Senior ultra-Orthodox rabbis urge against getting drunk on Purim this year

Saying inebriation could lead to violating restrictions and spreading coronavirus, religious authorities call for restraint

People celebrate the holiday of Purim in the ultra-orthodox Mea Shearim neighborhood in Jerusalem on March 11, 2020. (Olivier Fitoussi/Flash90)
People celebrate the holiday of Purim in the ultra-orthodox Mea Shearim neighborhood in Jerusalem on March 11, 2020. (Olivier Fitoussi/Flash90)

Senior rabbis and religious authorities in the ultra-Orthodox community have ruled that due to the coronavirus outbreak, revelers during the coming Purim festival should refrain from keeping up the tradition of drinking until tipsiness.

The opinion, which was to be published in ultra-Orthodox media during the day, warned that drunken behavior could lead to violations of government rules aimed at preventing the virus from spreading, the Ynet news site reported Wednesday.

Last Purim, at the start of the pandemic, there was a jump in virus infections after many ignored rules against holding large events.

“The state of intoxication is very dangerous and obscene,” begins the opinion, a copy of which was obtained by the website.

“During the severe coronavirus epidemic, since alcohol is known to dull and remove clarity of thought in the mind of the intoxicated drinker, he may not behave with the necessary care and maintain both his health and well-being, along with the medical rules highly recommended by doctors, and in any case may bring about a higher infection rate that harms and endangers public health,” the authorities wrote.

Purim this year starts on Thursday night and lasts, in some locations, through Sunday. The festival is generally marked with parties, the wearing of costumes, large communal meals and drinking, bringing together family and friends.

Ultra-Orthodox men search for costumes ahead of the Purim festival in the city center of Jerusalem on February 22, 2021. (Olivier Fitoussi/Flash90)

The festival celebrates a story of Jewish deliverance in the Persian empire during the 5th century BCE, as recorded in the Book of Esther. The tradition for drinking to excess on Purim is sourced in the Talmud which cites the 3rd century CE rabbi Rava as advising drinking until one can no longer tell the difference between blessings for one of the heroes of the story, Mordechai, and curses for his foe, Haman.

Coming from such an esteemed source, the tradition is taken seriously, often resulting in scenes of alcohol-fueled antics in Jewish communities around the world.

The traditional festive meal, during which alcohol consumption is a tradition, will this year be held in most places on Friday.

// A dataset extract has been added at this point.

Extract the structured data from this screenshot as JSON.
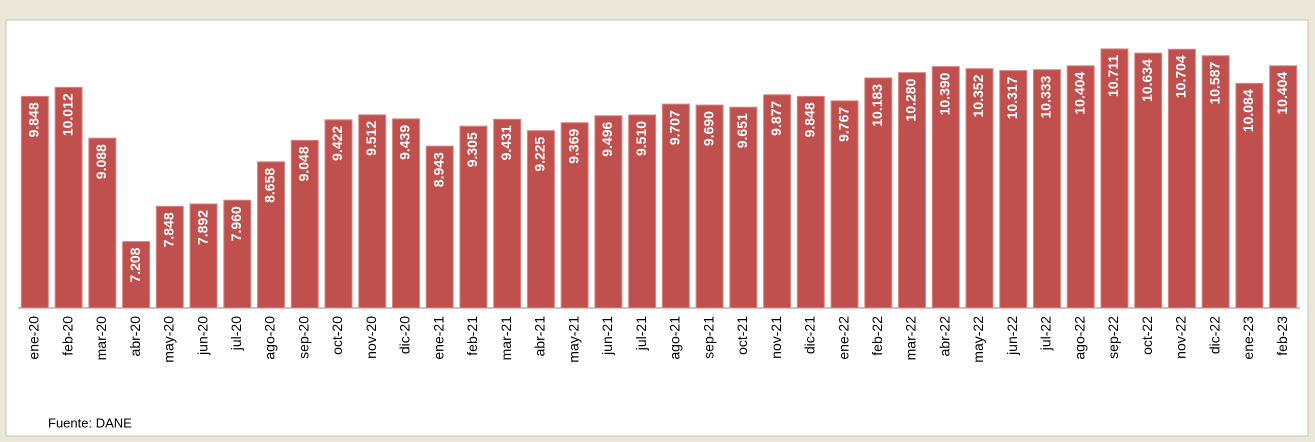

In warning against drinking alcohol this year, the rabbis also noted that the festive meals will continue until close to the start of Shabbat at sundown, raising the danger that the overly inebriated may violate religious restrictions of the day of rest.

The idea to issue a warning against alcohol was initiated by Menachem Chaim Breier, deputy medical director at the Mayanei HaYeshua Medical Center in the predominantly ultra-Orthodox city of Bnei Brak. It was also signed by Yitzhak Zilberstein, a leading halachic authority on medical matters, as well as rabbis Yehudah Silman and Sariel Rosenberg, who both head prominent rabbinical courts in the ultra-Orthodox community. Shimon Baadani, a leading Sephardic rabbi who advises the ultra-Orthodox Shas party, also put his name to the document.

Over the past few years, Breier has publicly campaigned against excessive drinking over Purim, in particular among younger members of the ultra-Orthodox community, according to the report.

On Tuesday the government approved a nationwide evening curfew for Purim to prevent mass gatherings during the festival. The curfew will be in effect on Thursday, Friday and Saturday nights, beginning at 8:30 p.m. and ending at 5 a.m.

Since the start of the outbreak in the country last year, the government has occasionally ordered curfews, specifically during major holidays, in an effort to prevent gatherings and an inevitable spread of the virus.